The post-infection of COVID-19 includes a myriad of neurologic symptoms including neurodegeneration. Protein aggregation in brain can be considered as one of the important reasons behind the neuro -degeneration. SARS-CoV-2 Spike S1 protein receptor binding domain (SARS-CoV-2 S1 RBD) binds to heparin and heparin binding proteins. Moreover, heparin binding accelerates the aggregation of the pathological amyloid proteins present in the brain. In this paper, we have shown that the SARS-CoV-2 S1 RBD binds to a number of aggregation-prone, heparin binding proteins including A13, a-synuclein, tau, prion, and TDP-43 RRM. These interactions suggests that the heparin-binding site on the S1 protein might assist the binding of amyloid proteins to the viral surface and thus could initiate aggregation of these proteins and finally leads to neurodegeneration in brain.

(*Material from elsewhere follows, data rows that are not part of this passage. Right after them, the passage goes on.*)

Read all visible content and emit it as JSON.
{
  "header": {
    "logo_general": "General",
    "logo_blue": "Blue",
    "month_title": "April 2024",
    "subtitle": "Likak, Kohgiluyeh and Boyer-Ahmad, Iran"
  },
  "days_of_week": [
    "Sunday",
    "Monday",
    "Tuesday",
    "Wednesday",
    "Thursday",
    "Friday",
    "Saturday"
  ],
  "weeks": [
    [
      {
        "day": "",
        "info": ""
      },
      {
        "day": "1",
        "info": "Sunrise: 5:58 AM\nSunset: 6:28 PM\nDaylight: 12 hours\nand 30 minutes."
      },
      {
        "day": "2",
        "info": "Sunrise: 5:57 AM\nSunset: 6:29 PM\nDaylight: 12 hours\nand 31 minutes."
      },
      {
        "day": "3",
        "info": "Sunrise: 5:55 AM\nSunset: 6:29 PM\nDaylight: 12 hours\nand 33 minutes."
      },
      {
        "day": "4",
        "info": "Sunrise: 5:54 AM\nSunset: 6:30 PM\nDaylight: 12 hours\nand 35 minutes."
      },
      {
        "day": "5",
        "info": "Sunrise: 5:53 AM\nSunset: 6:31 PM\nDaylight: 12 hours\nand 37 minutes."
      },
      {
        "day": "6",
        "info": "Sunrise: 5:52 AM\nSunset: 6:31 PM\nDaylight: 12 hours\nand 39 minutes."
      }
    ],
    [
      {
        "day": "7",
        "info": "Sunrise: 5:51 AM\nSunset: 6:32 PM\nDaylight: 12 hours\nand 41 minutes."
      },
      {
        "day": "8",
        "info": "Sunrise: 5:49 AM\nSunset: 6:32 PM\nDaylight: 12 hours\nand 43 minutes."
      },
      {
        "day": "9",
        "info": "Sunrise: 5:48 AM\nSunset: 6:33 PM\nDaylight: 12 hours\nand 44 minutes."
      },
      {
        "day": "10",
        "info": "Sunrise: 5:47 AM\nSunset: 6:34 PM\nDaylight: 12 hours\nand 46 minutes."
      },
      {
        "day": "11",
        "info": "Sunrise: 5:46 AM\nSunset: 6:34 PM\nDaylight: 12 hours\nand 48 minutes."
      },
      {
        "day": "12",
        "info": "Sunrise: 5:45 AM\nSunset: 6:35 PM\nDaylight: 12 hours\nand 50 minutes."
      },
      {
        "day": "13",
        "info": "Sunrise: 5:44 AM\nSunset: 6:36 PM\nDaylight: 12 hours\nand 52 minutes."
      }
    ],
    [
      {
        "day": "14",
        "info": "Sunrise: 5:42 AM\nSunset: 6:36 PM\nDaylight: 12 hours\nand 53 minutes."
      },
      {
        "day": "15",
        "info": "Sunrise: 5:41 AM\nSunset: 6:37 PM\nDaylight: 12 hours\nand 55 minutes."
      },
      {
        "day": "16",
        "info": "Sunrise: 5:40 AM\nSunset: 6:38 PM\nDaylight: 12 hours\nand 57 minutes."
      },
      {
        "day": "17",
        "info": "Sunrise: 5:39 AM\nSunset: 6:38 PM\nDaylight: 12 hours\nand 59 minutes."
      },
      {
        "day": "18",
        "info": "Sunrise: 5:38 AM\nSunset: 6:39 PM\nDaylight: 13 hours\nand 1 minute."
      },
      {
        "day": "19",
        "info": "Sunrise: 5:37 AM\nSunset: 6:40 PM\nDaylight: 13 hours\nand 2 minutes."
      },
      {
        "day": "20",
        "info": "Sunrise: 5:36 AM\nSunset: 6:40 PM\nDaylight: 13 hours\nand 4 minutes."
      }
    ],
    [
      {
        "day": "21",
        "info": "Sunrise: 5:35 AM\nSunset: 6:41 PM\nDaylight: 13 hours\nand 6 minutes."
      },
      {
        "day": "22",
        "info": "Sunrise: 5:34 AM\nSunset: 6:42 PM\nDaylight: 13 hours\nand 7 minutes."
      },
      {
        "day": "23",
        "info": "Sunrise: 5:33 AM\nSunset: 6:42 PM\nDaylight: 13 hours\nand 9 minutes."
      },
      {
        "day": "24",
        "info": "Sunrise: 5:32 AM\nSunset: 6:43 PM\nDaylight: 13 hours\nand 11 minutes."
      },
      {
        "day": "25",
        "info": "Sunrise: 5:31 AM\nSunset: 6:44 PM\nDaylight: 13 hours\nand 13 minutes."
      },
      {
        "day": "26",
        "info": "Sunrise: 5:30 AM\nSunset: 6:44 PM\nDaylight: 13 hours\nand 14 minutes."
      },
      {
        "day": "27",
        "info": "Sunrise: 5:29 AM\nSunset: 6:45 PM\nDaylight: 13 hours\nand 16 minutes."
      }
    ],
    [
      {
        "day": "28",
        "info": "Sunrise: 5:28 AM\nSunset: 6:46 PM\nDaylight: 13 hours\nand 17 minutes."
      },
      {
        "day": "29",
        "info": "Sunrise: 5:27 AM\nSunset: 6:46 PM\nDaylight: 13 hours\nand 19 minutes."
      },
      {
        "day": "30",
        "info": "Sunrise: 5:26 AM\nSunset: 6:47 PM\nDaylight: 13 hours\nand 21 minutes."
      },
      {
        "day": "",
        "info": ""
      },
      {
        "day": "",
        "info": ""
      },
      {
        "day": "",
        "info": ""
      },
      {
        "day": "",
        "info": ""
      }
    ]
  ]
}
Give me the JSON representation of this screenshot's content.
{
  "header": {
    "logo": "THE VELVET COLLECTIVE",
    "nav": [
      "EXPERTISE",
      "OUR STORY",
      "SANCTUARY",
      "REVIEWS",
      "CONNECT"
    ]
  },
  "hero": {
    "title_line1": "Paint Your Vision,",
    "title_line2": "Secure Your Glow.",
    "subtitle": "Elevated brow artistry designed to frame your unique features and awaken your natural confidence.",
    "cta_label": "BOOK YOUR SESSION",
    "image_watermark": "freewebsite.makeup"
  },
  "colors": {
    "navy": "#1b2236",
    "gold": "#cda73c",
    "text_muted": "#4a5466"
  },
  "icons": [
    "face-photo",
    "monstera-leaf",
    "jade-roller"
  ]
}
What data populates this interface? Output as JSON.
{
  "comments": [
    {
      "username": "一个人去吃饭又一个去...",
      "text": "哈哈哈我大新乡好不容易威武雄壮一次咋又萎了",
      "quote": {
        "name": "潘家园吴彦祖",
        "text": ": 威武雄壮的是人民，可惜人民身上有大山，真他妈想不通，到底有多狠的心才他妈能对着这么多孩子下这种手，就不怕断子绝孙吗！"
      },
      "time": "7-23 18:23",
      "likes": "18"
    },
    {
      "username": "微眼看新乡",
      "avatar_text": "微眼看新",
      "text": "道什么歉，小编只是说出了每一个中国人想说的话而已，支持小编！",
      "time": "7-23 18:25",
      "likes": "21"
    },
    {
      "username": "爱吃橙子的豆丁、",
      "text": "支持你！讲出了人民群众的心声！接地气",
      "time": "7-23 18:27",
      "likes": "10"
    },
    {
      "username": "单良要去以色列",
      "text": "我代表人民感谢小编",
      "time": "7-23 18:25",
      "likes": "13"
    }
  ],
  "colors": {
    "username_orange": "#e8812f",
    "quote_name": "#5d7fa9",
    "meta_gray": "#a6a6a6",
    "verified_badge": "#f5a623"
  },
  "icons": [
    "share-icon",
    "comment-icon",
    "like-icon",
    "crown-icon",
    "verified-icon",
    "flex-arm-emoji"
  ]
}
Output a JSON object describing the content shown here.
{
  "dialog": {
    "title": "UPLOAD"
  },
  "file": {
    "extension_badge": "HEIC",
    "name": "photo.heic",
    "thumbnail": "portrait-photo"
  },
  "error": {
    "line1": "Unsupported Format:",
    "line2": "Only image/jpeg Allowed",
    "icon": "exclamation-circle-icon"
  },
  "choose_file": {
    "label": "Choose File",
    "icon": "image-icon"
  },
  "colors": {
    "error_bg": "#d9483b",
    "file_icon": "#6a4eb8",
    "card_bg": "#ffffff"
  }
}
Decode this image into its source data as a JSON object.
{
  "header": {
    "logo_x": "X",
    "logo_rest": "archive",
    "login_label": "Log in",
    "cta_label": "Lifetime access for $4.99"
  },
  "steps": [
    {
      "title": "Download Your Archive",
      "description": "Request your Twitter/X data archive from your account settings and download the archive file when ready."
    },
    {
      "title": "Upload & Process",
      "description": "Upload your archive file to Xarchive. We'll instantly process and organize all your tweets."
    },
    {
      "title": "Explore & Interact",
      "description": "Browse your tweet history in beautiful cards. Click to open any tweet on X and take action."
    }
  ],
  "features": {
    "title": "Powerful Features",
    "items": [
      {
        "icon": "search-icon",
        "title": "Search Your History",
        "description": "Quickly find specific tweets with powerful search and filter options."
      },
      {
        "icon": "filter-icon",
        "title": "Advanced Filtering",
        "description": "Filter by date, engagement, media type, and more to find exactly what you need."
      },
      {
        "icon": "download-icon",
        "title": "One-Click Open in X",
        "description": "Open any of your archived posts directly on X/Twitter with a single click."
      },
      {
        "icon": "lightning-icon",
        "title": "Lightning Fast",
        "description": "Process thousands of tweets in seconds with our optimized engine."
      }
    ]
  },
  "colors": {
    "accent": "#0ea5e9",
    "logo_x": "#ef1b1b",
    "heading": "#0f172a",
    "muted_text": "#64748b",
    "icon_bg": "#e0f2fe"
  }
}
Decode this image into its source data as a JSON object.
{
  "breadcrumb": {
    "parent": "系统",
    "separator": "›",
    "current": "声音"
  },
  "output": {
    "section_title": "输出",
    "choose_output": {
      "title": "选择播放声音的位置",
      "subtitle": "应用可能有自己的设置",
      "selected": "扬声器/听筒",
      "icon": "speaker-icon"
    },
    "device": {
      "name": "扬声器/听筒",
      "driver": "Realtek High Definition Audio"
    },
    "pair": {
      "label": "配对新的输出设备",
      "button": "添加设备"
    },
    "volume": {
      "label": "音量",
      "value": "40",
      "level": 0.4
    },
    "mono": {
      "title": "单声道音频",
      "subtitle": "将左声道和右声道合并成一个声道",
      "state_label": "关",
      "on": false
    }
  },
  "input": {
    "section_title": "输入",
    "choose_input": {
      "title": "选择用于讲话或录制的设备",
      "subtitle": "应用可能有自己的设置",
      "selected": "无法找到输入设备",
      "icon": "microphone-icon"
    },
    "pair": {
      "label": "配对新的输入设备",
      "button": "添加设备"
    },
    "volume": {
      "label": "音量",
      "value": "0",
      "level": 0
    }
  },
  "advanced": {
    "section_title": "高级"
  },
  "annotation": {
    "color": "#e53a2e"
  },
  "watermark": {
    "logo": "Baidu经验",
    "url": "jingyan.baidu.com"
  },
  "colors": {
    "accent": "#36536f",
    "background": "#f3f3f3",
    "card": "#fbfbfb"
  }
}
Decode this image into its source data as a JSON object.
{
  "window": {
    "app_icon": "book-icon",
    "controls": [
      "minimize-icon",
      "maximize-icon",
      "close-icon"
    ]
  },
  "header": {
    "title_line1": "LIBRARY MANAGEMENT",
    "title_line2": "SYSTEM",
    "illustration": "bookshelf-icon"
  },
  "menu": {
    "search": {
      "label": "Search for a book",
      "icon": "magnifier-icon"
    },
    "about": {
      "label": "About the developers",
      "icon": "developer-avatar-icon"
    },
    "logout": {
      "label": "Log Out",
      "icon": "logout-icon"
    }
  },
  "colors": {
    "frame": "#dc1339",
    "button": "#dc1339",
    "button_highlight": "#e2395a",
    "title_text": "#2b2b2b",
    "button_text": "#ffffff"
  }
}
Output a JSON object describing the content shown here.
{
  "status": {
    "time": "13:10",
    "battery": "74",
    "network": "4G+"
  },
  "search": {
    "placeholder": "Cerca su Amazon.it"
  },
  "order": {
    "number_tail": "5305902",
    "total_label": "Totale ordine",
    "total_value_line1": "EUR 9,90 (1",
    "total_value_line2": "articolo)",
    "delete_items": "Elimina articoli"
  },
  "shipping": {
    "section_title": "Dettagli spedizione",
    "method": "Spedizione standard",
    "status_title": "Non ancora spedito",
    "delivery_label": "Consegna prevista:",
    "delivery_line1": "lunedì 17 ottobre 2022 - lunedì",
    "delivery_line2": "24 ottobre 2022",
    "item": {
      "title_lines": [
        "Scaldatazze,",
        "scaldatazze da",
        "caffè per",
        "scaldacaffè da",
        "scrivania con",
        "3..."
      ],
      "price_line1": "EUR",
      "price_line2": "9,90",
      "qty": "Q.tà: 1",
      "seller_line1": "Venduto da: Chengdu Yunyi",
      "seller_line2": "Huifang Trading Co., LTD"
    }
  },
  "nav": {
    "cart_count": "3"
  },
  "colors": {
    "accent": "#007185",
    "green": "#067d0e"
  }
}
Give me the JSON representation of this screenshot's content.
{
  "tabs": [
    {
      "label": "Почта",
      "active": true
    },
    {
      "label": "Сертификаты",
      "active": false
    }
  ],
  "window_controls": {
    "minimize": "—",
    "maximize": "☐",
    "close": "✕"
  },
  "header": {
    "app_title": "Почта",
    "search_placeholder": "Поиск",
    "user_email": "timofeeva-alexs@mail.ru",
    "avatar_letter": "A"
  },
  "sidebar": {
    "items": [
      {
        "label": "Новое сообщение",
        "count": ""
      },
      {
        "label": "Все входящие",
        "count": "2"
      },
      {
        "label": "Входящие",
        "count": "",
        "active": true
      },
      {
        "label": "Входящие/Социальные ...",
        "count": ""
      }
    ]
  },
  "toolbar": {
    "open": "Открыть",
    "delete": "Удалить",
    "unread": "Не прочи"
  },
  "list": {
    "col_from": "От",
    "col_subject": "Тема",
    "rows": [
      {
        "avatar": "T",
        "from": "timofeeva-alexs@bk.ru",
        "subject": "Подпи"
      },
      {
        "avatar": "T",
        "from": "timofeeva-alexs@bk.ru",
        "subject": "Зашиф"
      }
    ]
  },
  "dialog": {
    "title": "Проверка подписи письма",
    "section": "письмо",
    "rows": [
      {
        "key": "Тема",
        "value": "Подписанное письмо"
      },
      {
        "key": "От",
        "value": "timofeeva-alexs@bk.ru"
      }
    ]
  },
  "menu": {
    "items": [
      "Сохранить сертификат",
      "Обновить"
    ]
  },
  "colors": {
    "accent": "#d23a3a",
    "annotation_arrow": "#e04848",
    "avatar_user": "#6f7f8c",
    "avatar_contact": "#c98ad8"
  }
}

The results will help us to prevent future outcomes of neurodegeneration by targeting this binding and aggregation process. (c) 2021 Elsevier Inc. All rights reserved.

Automated summary

Post-infection of COVID-19 can lead to a range of neurological symptoms, including neurodegeneration, which may be caused by protein aggregation in the brain. The interaction between SARS-CoV-2 Spike S1 protein receptor binding domain and heparin binding proteins could accelerate the aggregation of amyloid proteins in the brain, potentially leading to neurodegeneration. Targeting this binding and aggregation process could help prevent future outcomes of neurodegeneration.